What Self-Hosting Actually Enabled
Beyond the bootstrap story, the transition unlocked concrete improvements.
Memory usage dropped substantially. Stage1 was known for high peak memory consumption during compilation of large programs, sometimes reaching several gigabytes. Stage2’s architecture, combined with work toward incremental compilation, reduced this significantly. The incremental compilation system, which tracks which parts of a program changed and recompiles only what is necessary, was architecturally incompatible with stage1 but is a core design goal of stage2.
Comptime became a proper interpreter over Zig’s AIR rather than a collection of special cases bolted onto the C++ implementation. This matters because Zig uses comptime extensively, not just for constant folding but for generics (through comptime parameters), interface dispatch (through anytype), and compile-time code generation. Having a correct implementation means the language specification and the compiler now agree, which was not always true with stage1.
The team also now works entirely in Zig. The Zig Software Foundation contributors are people who chose Zig as their primary language; maintaining a large C++ codebase was a constant friction point. Complex bugs in stage1 were difficult to fix because they required C++ expertise and the architecture did not lend itself to clean patches. In stage2, the compiler itself is among the most complex Zig programs in existence, which means compiler development and language development inform each other directly. Bugs in the language or standard library surface in the compiler, and fixes improve both.

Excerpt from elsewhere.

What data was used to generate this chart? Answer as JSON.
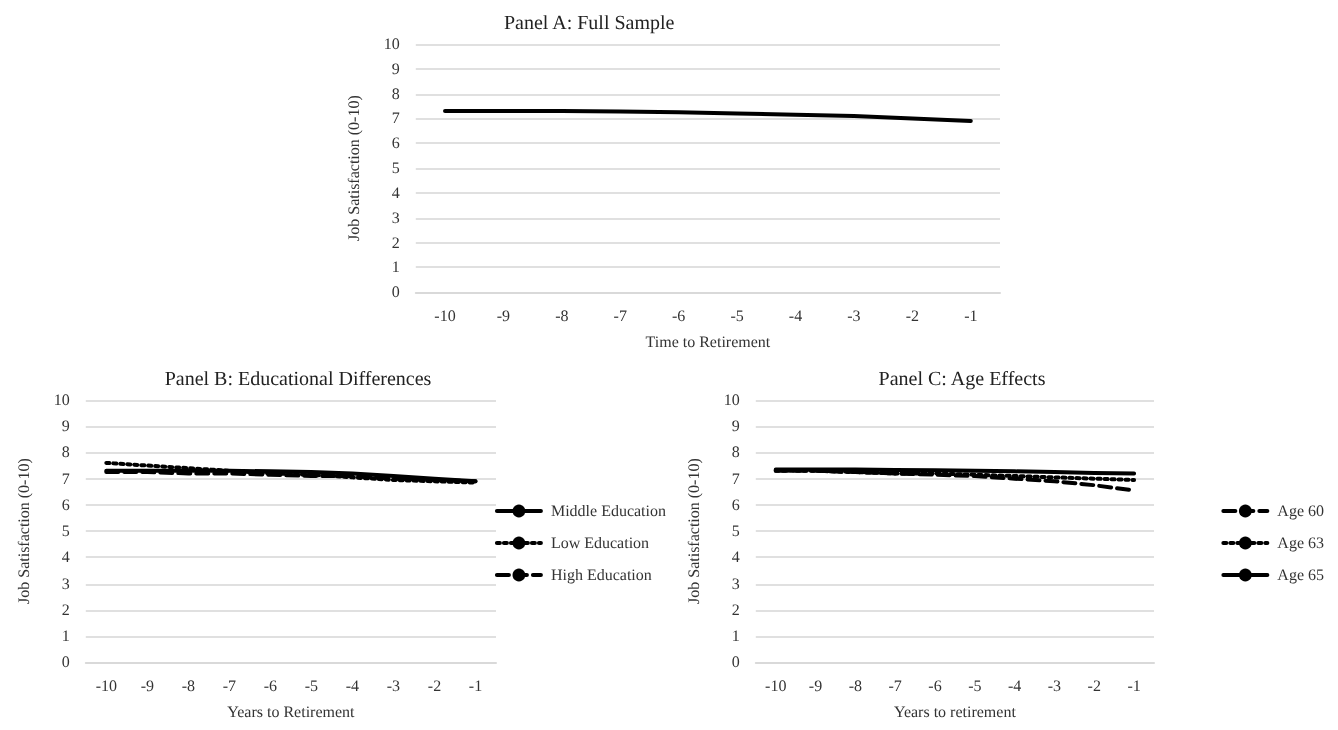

The multi-backend design also matters for portability. The C backend in stage2 means Zig can target platforms that LLVM does not support, by emitting valid C code that a system C compiler can then compile. This is a different kind of portability than LLVM provides, and it is only possible because the self-hosted compiler has a clean, pluggable backend interface.
The Retrospective View
The December 2022 announcement is worth examining in retrospect not because self-hosting is unusual, but because of how Zig solved the specific problem of getting there. Most languages either require an existing installation of themselves (Go, Rust) or start from a completely different host language and leave the transition path implicit. Zig committed a WebAssembly binary and a small interpreter, updated it when necessary, and built an auditable chain from C compiler to finished Zig binary.
The technical details of the transition, especially the memory improvements and the correct comptime implementation, matter for anyone using Zig in production. The self-hosted x86_64 backend has meaningfully changed the iteration speed on debug builds. Comptime is now reliable in a way it was not before.
The bootstrap mechanism is the part that reflects something specific about Zig’s design philosophy: explicit dependencies, minimal trust requirements, and preferring systems that can be understood end to end. Other languages made pragmatic choices to get their compilers shipped. Zig made a choice that is slightly harder to explain but easier to audit, and in 2022 that choice became part of the default build path.